A éste se le cayó la vasija, ya vacía, haciéndose pedazos contra el suelo. Permaneció sentado, con los brazos colgando sin fuerza a los costados y la cabeza tendida hacia atrás, sobre la espalda. Pronto, un fuerte dolor lo dominó desde sus entrañas. Se retorció de pies a cabeza, sin control alguno de su propio ser. Finalmente, quedó tendido sobre la piedra pulida, en posición fetal, convulsionando.
El fuego de las antorchas se elevó hasta un metro haciéndose vivaz. El rostro de Raal se iluminó aún más, enrojecido por la luz, y la egipcia soltó el colgante; pero contra cualquier previsión, éste se mantuvo flotando ante ella. Del interior de la piedra, convertida en líquido, se desprendió una esfera transparente del mismo diámetro que la circunferencia de orihalcon. La esfera flotó suspendida en el aire durante unos instantes, mientras Gaumata se descomponía por el tormento. Seguidamente, fluctuó hacia el círculo central de piedra pulida, atravesando la muralla de fuego sin oposición alguna.
Mientras tanto, una fuerza invisible colocaba el cuerpo del mago en posición horizontal y lo suspendía en el aire unos centímetros. El susurro de Raal le resultó perfectamente audible a éste, pero era incapaz de abrir los párpados o de realizar cualquier movimiento físico; en realidad, era como si su cuerpo ya no le perteneciese y no obedeciese sus órdenes.
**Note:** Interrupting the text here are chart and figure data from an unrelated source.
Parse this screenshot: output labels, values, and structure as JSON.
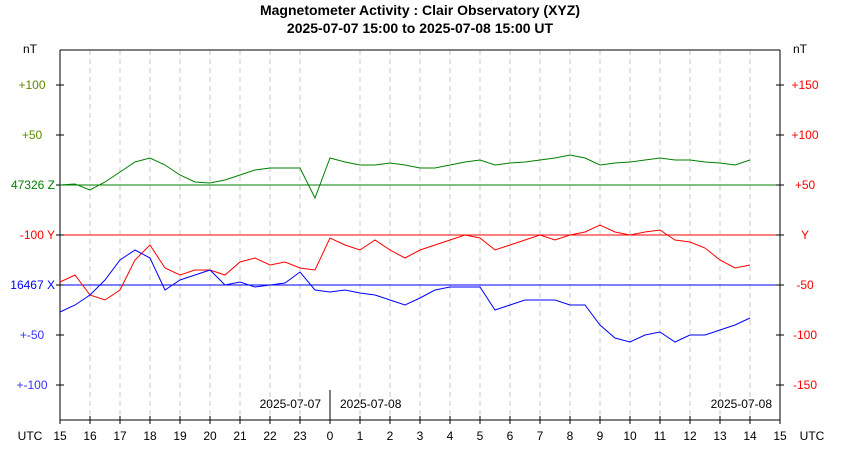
{
  "chart_data": {
    "type": "line",
    "title": "Magnetometer Activity : Clair Observatory (XYZ)",
    "subtitle": "2025-07-07 15:00 to 2025-07-08 15:00 UT",
    "unit_left": "nT",
    "unit_right": "nT",
    "xlabel": "UTC",
    "x_ticks": [
      "15",
      "16",
      "17",
      "18",
      "19",
      "20",
      "21",
      "22",
      "23",
      "0",
      "1",
      "2",
      "3",
      "4",
      "5",
      "6",
      "7",
      "8",
      "9",
      "10",
      "11",
      "12",
      "13",
      "14",
      "15"
    ],
    "date_labels": [
      "2025-07-07",
      "2025-07-08",
      "2025-07-08"
    ],
    "grid": "vertical dashed at each hour",
    "colors": {
      "Z": "#008000",
      "Y": "#ff0000",
      "X": "#0000ff",
      "Z_label": "#5a8a00",
      "X_label": "#3333ff"
    },
    "left_axis_labels": [
      "+100",
      "+50",
      "47326 Z",
      "-100   Y",
      "16467 X",
      "+-50",
      "+-100"
    ],
    "right_axis_labels": [
      "+150",
      "+100",
      "+50",
      "Y",
      "-50",
      "-100",
      "-150"
    ],
    "x": [
      15,
      15.5,
      16,
      16.5,
      17,
      17.5,
      18,
      18.5,
      19,
      19.5,
      20,
      20.5,
      21,
      21.5,
      22,
      22.5,
      23,
      23.5,
      0,
      0.5,
      1,
      1.5,
      2,
      2.5,
      3,
      3.5,
      4,
      4.5,
      5,
      5.5,
      6,
      6.5,
      7,
      7.5,
      8,
      8.5,
      9,
      9.5,
      10,
      10.5,
      11,
      11.5,
      12,
      12.5,
      13,
      13.5,
      14
    ],
    "series": [
      {
        "name": "Z",
        "baseline": 47326,
        "values": [
          0,
          1,
          -5,
          3,
          13,
          23,
          27,
          20,
          10,
          3,
          2,
          5,
          10,
          15,
          17,
          17,
          17,
          -13,
          27,
          23,
          20,
          20,
          22,
          20,
          17,
          17,
          20,
          23,
          25,
          20,
          22,
          23,
          25,
          27,
          30,
          27,
          20,
          22,
          23,
          25,
          27,
          25,
          25,
          23,
          22,
          20,
          25
        ]
      },
      {
        "name": "Y",
        "baseline": -100,
        "values": [
          -47,
          -40,
          -60,
          -65,
          -55,
          -25,
          -10,
          -33,
          -40,
          -35,
          -35,
          -40,
          -27,
          -23,
          -30,
          -27,
          -33,
          -35,
          -3,
          -10,
          -15,
          -5,
          -15,
          -23,
          -15,
          -10,
          -5,
          0,
          -3,
          -15,
          -10,
          -5,
          0,
          -5,
          0,
          3,
          10,
          3,
          0,
          3,
          5,
          -5,
          -7,
          -13,
          -25,
          -33,
          -30
        ]
      },
      {
        "name": "X",
        "baseline": 16467,
        "values": [
          -27,
          -20,
          -10,
          5,
          25,
          35,
          27,
          -5,
          5,
          10,
          15,
          0,
          3,
          -2,
          0,
          2,
          13,
          -5,
          -7,
          -5,
          -8,
          -10,
          -15,
          -20,
          -13,
          -5,
          -2,
          -2,
          -2,
          -25,
          -20,
          -15,
          -15,
          -15,
          -20,
          -20,
          -40,
          -53,
          -57,
          -50,
          -47,
          -57,
          -50,
          -50,
          -45,
          -40,
          -33
        ]
      }
    ]
  }
}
Las llamas se avivaron cuando la esfera se aproximó al rostro del hechicero. Alcanzaron los dos metros de altura y un espeso humo negro ascendió hasta el techo abovedado. Aquella esfera transparente, que parecía formada por algún líquido translúcido, se posó suavemente sobre los labios resecos de Gaumata adoptando la forma y textura de éstos, fundiéndose con ellos al instante.
Una inhalación profunda suministró oxígeno a sus pulmones; y despertó del letargo. El fuego descendió y con él, la luz y el calor.
Raal susurró las últimas palabras de su oración y el medallón volvió a ser presa de la gravedad, recuperando el ámbar su solidez y su geometría.
Gaumata miró hacia el techo, inmóvil aún; sólo respirando. La luz de las antorchas llegaba con dificultad ahí arriba. Sin embargo, recordaba aquel techo mucho más alto de lo que lo veía ahora. Una sensación extraña lo dominaba. Le resultaba placentera; indefinible. Al cabo, decidió ponerse en pie y su cuerpo obedeció al deseo adquiriendo súbitamente la verticalidad.
Sólo entonces se dio cuenta de que se hallaba flotando a varios metros sobre el suelo.